The FED can’t do anything to fix the credit crisis. It has to work through the system. The toxic paper has to find its way to balance sheets. There is no other option, except for the government to take it all off the hands of the Financials.
Of course the liquidity crisis goes on and on. The Financials still have no clue how much toxic paper they are saddle with. The confidence crisis is still the problem. Credit is tight and is not going to loosen up no matter how many inflation-spurring rate cuts Bernanke allows. Nothing but time and pain are going to unwind this credit mess, and the economy is going to have to take its hit.

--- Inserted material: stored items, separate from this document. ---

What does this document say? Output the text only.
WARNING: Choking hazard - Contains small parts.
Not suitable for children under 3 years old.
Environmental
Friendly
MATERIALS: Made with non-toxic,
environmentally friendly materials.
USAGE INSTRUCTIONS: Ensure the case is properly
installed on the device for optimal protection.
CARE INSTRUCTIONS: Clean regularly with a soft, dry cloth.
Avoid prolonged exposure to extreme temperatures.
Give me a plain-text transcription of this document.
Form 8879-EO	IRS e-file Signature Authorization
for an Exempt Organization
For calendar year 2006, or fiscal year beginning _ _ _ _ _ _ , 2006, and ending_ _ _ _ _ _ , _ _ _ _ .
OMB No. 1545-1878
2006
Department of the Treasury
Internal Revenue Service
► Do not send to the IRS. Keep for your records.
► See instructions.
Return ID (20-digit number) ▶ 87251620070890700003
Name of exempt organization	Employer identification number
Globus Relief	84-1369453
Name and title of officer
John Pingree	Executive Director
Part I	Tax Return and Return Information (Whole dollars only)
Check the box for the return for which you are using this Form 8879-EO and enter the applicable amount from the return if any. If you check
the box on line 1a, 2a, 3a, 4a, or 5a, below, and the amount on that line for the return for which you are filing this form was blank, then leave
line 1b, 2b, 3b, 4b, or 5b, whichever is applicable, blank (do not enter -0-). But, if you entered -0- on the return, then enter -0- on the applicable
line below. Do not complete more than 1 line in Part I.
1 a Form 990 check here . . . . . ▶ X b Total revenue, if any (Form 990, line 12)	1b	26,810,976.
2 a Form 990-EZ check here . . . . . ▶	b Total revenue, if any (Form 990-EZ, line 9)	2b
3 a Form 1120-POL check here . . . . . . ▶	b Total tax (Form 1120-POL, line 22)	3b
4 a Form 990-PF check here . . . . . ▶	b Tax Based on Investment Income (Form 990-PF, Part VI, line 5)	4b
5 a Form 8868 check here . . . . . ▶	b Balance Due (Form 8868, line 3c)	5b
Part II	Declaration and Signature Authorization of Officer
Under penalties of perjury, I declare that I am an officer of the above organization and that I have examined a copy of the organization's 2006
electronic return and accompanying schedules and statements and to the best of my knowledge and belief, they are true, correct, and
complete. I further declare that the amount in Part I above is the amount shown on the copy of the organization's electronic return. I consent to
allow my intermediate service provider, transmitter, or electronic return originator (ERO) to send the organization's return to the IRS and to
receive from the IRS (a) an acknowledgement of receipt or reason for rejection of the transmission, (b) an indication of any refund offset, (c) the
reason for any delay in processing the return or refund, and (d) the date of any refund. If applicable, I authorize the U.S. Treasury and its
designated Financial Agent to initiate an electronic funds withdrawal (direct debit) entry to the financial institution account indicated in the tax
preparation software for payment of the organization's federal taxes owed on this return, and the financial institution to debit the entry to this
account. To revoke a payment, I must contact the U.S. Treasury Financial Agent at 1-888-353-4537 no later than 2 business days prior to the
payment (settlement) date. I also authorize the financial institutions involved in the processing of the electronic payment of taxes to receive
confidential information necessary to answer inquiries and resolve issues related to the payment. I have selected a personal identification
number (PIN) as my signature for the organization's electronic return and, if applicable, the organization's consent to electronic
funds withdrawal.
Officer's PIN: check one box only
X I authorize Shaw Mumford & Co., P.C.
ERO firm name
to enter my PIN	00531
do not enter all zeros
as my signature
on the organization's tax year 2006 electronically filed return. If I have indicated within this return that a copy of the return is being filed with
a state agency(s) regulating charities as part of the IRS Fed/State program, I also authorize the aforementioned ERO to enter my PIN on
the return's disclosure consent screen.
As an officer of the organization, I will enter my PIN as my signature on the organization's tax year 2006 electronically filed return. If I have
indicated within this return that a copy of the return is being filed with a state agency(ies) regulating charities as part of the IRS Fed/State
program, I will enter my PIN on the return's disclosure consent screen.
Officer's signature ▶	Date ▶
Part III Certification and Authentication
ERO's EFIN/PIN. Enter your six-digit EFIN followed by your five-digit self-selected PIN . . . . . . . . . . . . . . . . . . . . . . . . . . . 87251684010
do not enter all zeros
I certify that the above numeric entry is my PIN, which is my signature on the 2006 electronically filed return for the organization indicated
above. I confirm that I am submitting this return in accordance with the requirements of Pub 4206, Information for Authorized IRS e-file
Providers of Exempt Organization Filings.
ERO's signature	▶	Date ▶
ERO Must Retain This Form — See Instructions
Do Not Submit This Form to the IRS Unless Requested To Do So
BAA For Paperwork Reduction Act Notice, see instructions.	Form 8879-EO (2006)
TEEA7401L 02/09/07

Then, we rebuild, maybe more responsibly than before.
Flight to quality and safety?
Holding more as reserve requirements increase against losses and against reductions in their overall value?
Holding more for fear of taking on more bad risk? ;Who is going to buy that toxic paper from Citi or Merrill or WaMu? Who is going to loan money to Financials when nobody knows who will be solvent coming out of this mess.
I think the liquidity jam is due to lost confidence and fear. Companies don’t want the risk right now while the shell game still has a lot of this toxic paper hidden. They want all these losses out in the open before they are going to start lending masses of money to companies that may be hurt by toxic paper.
Fueling the commodities bubble?
Supernova, meet black hole.
"There is no means of avoiding the final collapse of a boom brought about by credit expansion. The alternative is only whether the crisis should come sooner as a result of a voluntary abandonment of further credit expansion, or later as a final and total catastrophe of the currency system involved."
~~Ludwig von Mises
You got it.
The usual permabull stock touts are sounding guarded lately, which equals screaming fire in a crowded theater.
These are the same guys who move Enrons from “buy” to “hold” after they have lost 90%.